Sinon, tout restera opaque, par définition, puisque rien ne peut garantir
qu’on aura bien intégré 10 %! Dans le domaine de la transparence, c’est
évidemment tout ou rien. Le 4 août est donc l’occasion pour la petite et la
grande noblesse d’Etat, hauts fonctionnaires, de renoncer d’elles-mêmes au
privilège qui consiste à décider de sa propre rémunération. Comme a su le
faire la noblesse de 1789, la noblesse d’Etat est invitée à faire sa propre
nuit du 4 août. Elle peut le faire par une mesure fort simple qui a en outre
l’avantage de ne souffrir aucun contredit rationnel : la publication
immédiate des feuilles de paye des 100 hauts fonctionnaires les mieux
rémunérés de France (traitement plus primes imposables ou non). Il est en
effet contraire à toute norme démocratique que ces hauts fonctionnaires
décident de leur propre rémunération dans l’opacité, et refusent de la
communiquer à la nation qui les paie.
Le fonctionnaire qui dit non: Pascal Gobry: 45 ans, secrétaire général du
Syndicat des hauts fonctionnaires, membre de l’Institut des actuaires (qui
réunit les spécialistes des retraites), ancien maître de conférences de
comptabilité nationale à l’ENA, statisticien (il a été administrateur de
l’Insee), il a enseigné pendant sept ans à Paris-Dauphine la prévision sur
les marchés financiers. Avant de réserver son temps au syndicalisme et à la
défense des fonctionnaires, sa dernière fonction dans l’État fut conseiller
à l’ambassade de France à Moscou.

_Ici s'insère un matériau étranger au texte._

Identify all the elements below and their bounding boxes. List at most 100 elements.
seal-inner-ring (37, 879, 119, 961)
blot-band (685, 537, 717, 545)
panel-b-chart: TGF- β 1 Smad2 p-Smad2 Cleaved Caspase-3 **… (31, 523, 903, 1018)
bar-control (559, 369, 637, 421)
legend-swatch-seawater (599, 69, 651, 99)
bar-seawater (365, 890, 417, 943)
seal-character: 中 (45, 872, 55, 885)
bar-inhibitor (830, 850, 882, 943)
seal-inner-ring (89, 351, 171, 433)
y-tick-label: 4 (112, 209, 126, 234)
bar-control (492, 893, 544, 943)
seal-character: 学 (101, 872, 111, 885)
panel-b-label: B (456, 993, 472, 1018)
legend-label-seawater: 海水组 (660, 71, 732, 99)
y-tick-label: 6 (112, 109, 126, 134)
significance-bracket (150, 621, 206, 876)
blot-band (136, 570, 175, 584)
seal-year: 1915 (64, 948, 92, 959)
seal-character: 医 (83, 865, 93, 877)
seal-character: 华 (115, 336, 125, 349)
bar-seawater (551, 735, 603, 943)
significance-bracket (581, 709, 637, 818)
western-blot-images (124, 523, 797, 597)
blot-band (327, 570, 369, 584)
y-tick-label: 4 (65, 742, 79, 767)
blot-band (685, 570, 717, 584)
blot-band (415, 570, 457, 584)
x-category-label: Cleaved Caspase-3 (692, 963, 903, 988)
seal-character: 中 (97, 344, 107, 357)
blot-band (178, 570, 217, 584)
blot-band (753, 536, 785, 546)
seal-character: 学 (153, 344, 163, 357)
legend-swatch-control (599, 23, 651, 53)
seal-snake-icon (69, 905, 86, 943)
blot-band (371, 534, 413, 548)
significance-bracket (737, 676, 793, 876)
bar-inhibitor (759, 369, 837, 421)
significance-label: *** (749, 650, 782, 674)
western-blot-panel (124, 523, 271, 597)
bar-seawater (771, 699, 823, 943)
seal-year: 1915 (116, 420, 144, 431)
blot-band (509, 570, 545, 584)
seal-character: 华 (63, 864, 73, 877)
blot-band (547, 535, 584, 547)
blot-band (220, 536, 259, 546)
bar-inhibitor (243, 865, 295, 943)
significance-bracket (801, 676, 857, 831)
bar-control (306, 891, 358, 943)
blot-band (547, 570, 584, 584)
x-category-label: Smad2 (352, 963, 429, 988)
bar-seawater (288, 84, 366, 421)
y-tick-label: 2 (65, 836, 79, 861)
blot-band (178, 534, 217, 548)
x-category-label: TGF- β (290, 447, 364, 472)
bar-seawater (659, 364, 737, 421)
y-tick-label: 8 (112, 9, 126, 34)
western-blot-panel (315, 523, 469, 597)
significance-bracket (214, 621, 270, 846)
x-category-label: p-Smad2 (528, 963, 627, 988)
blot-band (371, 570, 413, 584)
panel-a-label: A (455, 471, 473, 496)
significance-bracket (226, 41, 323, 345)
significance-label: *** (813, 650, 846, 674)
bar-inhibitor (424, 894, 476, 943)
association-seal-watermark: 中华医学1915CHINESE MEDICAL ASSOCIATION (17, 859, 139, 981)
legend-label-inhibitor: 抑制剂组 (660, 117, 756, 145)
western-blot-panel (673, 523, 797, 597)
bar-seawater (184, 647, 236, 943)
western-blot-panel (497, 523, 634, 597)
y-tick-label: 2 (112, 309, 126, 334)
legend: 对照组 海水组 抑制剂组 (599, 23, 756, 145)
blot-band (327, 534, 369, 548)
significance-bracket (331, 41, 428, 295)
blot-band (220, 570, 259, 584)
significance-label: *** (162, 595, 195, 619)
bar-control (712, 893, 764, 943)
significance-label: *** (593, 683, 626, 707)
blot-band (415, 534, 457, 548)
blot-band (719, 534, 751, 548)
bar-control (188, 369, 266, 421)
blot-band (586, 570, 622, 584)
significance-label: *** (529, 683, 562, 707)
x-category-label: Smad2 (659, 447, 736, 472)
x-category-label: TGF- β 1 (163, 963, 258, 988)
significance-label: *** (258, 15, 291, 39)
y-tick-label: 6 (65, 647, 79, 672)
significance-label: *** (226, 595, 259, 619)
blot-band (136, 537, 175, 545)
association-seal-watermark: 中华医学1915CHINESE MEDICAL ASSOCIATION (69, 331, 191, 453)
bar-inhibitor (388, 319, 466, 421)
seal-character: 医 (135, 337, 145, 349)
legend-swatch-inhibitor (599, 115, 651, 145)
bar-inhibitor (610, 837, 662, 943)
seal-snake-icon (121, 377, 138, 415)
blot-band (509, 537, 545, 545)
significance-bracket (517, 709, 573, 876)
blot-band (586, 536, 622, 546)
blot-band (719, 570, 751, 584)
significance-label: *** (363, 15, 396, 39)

Comme fonctionnaire des Finances, il fut
entre autres rapporteur spécial à la Commission des opérations de Bourse
(COB), chef du bureau des Études économiques et du Plan au ministère de
l’Équipement, conseiller à la direction du Trésor pour les questions de
marchés financiers, chargé de mission à la Banque de France. Il a commencé
sa carrière à l’Insee, en travaillant sur les statistiques financières trois
ans sous les ordres du directeur général Edmond Malinvaud. Il est l’auteur
de plusieurs ouvrages et articles sur la réforme des retraites et de l’État.
Son enquête sur la politique du handicap en France, parue en novembre 2002
au Cherche Midi, a fait grand bruit. Son Que-sais-je ? «Les indices
boursiers et les marchés d’indice boursier» fait référence.